Un jeune volleyeur cible de cris racistes ?

Un jeune volleyeur cible de cris racistes ?©Media365

Paul Rouget : publié le mardi 10 décembre 2019 à 15h08

Adbel-Aziz Doumbia, jeune joueur toulousain, aurait été visé par des cris de singe lors d'une rencontre de la réserve des Spacer's face à Brive, qui dément ces accusations.



Le football n'est pas le seul sport collectif à être touché par le racisme. Le volley aussi, apparemment. Les Spacer's de Toulouse rapportent ainsi qu'Abdel-Aziz Doumbia (18 ans), l'un des joueurs de leur réserve, a été la cible de cris racistes le 24 novembre dernier lors d'un match face à Brive.

Benoît Ognier, entraîneur du centre de formation toulousain, témoigne avoir entendu ces cris de singes, de la part d'un supporter adverse. "Je lui ai dit de tout de suite se calmer et que ce genre de comportement n'avait rien à faire dans les tribunes, raconte-t-il à La Dépêche du Midi. J'ai très rarement vu de tels incidents mais c'est vraiment regrettable".

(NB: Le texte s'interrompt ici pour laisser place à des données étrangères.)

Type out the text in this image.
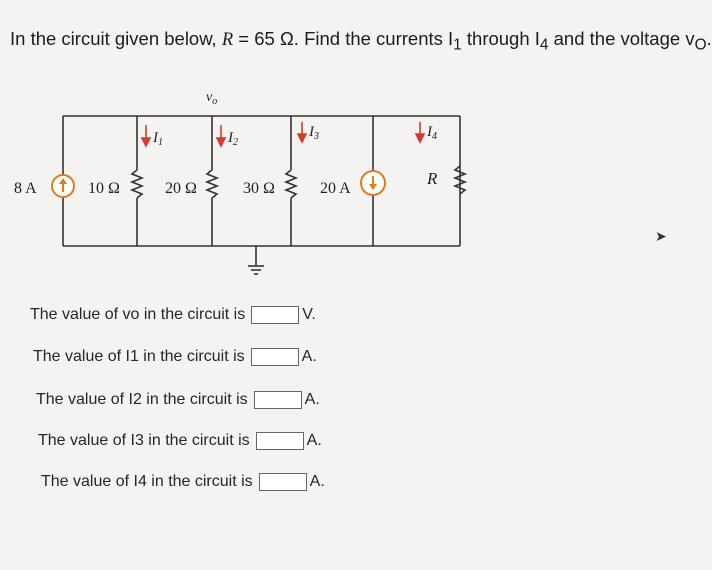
In the circuit given below, R = 65 Ω. Find the currents $I_1$ through $I_4$ and the voltage $v_O$.
$v_o$
8 A	10 Ω	20 Ω	30 Ω	20 A
R
$I_1$	$I_2$
$I_3$	$I_4$
The value of vo in the circuit is	V.
The value of I1 in the circuit is	A.
The value of I2 in the circuit is	A.
The value of I3 in the circuit is	A.
The value of I4 in the circuit is	A.
➤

L'individu aurait ensuite insulté, en créole, le technicien haut-garonnais : "Le problème, c'est que j'ai deux de mes joueurs qui ont des origines réunionnaises et ils m'ont dit que j'en avais pris plein la tronche durant tout le match". D'après 20minutes, ces événements auraient entraîné la suspension... de l'entraîneur toulousain !

Car Benoît Ognier, pour s'en être pris à l'homme en question, a récolté son deuxième carton jaune en moins d'un an, et a écopé d'une suspension d'une semaine. Il a décidé de faire appel de cette décision. Abdel-Aziz Doumbia a lui été réconforté par ses supporters ce week-end, en marge du match de l'équipe première contre Chaumont.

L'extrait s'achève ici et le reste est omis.